Government says it will offer range of support for three 15,000-home “garden city” schemes, but no fresh investment

Nick Clegg

Nick Clegg has invited local councils to submit plans for a new generation of “garden cities”, with the government prepared to back three 15,000-home schemes across the country with a range of support that fell short of new capital funding.

This week the deputy prime minister announced long-awaited plans to back three new “garden cities”, with the Department for Communities and Local Government publishing a prospectus inviting local authorities to submit plans for schemes in their area.

The prospectus, which comes two year after the government first announced its support for a new generation of garden cities, stated schemes must comprise at least 15,000 homes; must have the full support of all the local authorities where they are sited; must be well connected to existing or planned transport links; and must have “robust delivery arrangements”, such as joint venture companies, public private partnerships or publicly-led arms length bodies.

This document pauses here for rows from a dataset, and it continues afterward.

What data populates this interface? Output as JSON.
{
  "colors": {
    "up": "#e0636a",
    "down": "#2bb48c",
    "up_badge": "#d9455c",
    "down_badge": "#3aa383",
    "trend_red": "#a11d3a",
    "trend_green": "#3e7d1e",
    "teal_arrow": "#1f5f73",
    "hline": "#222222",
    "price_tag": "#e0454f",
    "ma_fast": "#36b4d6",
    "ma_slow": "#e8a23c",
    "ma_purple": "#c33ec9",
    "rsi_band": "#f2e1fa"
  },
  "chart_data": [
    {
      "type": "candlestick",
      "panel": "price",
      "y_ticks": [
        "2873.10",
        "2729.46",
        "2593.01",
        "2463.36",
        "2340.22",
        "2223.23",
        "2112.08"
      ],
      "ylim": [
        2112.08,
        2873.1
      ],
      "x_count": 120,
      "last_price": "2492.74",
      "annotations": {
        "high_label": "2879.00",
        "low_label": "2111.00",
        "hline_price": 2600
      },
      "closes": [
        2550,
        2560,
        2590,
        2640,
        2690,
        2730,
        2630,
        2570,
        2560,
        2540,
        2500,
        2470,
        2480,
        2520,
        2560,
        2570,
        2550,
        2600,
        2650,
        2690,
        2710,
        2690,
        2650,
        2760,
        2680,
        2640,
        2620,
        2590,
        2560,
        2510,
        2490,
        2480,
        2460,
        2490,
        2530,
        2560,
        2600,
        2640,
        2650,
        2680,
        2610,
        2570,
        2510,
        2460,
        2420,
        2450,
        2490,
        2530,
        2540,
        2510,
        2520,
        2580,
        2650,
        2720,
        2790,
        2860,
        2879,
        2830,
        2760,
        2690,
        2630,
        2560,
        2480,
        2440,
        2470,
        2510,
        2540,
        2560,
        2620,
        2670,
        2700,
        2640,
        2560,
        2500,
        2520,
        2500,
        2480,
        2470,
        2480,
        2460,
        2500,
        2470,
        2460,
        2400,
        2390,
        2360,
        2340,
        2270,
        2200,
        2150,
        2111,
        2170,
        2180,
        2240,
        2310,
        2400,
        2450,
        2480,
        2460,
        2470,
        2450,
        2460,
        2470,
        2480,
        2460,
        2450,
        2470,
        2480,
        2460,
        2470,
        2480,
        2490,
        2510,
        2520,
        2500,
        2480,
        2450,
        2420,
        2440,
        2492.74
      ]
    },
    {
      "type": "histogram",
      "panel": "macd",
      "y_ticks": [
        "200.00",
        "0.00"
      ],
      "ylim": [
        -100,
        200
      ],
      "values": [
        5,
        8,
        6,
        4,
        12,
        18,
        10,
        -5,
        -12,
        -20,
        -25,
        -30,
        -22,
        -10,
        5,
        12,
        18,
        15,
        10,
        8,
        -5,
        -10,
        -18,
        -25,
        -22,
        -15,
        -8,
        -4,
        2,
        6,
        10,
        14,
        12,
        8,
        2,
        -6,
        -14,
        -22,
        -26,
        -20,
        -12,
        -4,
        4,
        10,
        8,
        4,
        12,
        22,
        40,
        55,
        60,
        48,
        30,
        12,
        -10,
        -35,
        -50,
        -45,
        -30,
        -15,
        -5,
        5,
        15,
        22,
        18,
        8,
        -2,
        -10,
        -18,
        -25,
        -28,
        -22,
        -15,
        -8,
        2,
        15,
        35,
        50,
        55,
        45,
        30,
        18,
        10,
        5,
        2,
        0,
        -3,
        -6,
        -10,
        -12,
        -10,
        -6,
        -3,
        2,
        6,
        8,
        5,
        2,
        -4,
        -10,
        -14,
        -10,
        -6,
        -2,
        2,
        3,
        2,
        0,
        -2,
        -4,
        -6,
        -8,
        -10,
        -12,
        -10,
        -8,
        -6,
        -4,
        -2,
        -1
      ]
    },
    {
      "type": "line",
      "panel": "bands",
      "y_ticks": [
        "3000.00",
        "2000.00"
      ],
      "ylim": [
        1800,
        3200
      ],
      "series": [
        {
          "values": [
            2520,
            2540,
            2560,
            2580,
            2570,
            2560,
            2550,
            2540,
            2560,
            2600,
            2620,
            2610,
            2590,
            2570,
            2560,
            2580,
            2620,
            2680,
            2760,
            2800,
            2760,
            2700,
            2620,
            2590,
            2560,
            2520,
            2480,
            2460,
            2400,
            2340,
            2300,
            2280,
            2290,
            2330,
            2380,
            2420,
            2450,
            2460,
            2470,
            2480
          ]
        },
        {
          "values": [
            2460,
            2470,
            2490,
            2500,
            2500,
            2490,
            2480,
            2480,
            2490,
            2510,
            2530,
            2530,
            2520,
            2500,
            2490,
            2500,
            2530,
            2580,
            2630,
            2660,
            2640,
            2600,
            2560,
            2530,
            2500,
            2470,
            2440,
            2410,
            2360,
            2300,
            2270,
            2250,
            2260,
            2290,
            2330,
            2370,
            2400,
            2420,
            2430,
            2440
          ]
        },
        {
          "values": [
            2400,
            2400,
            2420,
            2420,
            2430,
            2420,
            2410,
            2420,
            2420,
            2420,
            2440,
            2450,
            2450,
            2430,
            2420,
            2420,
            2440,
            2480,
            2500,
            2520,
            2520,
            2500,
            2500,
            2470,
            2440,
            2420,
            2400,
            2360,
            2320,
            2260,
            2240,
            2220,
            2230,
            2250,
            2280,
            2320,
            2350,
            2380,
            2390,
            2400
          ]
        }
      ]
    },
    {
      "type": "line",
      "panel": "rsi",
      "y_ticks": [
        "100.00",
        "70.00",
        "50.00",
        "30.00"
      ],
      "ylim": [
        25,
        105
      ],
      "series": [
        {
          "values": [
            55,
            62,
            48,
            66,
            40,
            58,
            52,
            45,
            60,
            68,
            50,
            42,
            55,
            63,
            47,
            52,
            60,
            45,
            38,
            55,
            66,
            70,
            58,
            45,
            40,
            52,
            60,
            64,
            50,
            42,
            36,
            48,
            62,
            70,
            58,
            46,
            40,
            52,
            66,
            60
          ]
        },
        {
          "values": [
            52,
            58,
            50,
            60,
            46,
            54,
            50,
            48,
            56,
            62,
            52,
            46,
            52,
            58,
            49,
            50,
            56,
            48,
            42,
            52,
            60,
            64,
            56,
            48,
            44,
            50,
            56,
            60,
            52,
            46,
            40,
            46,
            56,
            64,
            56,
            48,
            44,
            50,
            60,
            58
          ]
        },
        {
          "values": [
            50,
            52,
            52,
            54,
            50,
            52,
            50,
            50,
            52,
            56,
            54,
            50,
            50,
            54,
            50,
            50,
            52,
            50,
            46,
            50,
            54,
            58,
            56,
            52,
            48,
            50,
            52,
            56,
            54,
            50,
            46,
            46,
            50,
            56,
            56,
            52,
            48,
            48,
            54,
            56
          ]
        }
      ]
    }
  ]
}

The prospectus added that schemes that comprised a “significant element of brownfield land will be particularly welcome”.

The prospectus did not define what was meant by a “garden city”, saying it wanted to support local “visions”, but it referred to a set of principles outlined by the Town and Country Planning Association.

The government said it would provide successful schemes with a range of support, including helping councils co-ordinate plans with other key partners, such as the Homes and Communities Agency (HCA) and other government departments; provide planning support, through the HCA; as well as providing a “limited amount” of funding to help with costs of developing the proposals for the scheme.

But the prospectus fell short of promising to back the schemes with fresh capital funding.

Instead it said the government would “facilitate access” for bidders into existing funding pots, including the Large Sites Fund, which was launched alongside the Garden Cities prospectus.

Comprising a £1bn of funding over the next six years, the Large Sites Fund, which was first announced in the Autumn Statement, is targeted at housing schemes over 1,500 that require investment in local infrastructure to boost their viability. It will be allocated on a competitive basis.

The Garden Cities prospectus said potential schemes must set out how the developments will be financed, particularly how private finance will be leveraged and how the scheme will make the best use of land and assets.

“Where an initial shortfall in funding is identified, but the project appears fundamentally viable, government will work with local partners to identify funding solutions”, the prospectus said.

The prospectus added that expressions of interest were being invited on an “ongoing, rolling basis, rather than being subject to any fixed deadline”.

The prospectus comes after George Osborne announced in the Budget that the government would back a new 15,000-home “garden city” development in the Ebbsfleet quarry, in Kent, with £200m of investment.

The prime minister first floated the idea for a new generation of garden cities in early 2012, then in November of that year Clegg promised the government would offer incentives for the creation of imaginative new developments.

At the time, Clegg argued that the UK must “build its way out” of a housing crisis, insisting that it was no longer good enough to think of small-scale developments on the edge of towns.

But the Garden City plans were held up within Whitehall, amid reports the Conservative were blocking the proposals for fear of sparking a backlash from ‘nimby’ protestors in the lead up to the 2015 general election.

Clegg said: “Garden cities are communities where future generations will live, work, have children, grow up and grow old.

“I’m publishing a new garden cities prospectus, which calls for local areas to submit their plans for garden cities that will provide affordable homes, good schools, and jobs for the next generation, while at the same time preserving the countryside.

“This is a call to arms for visionaries in local areas in need of housing to put forward radical and ambitious proposals to develop their own garden cities.”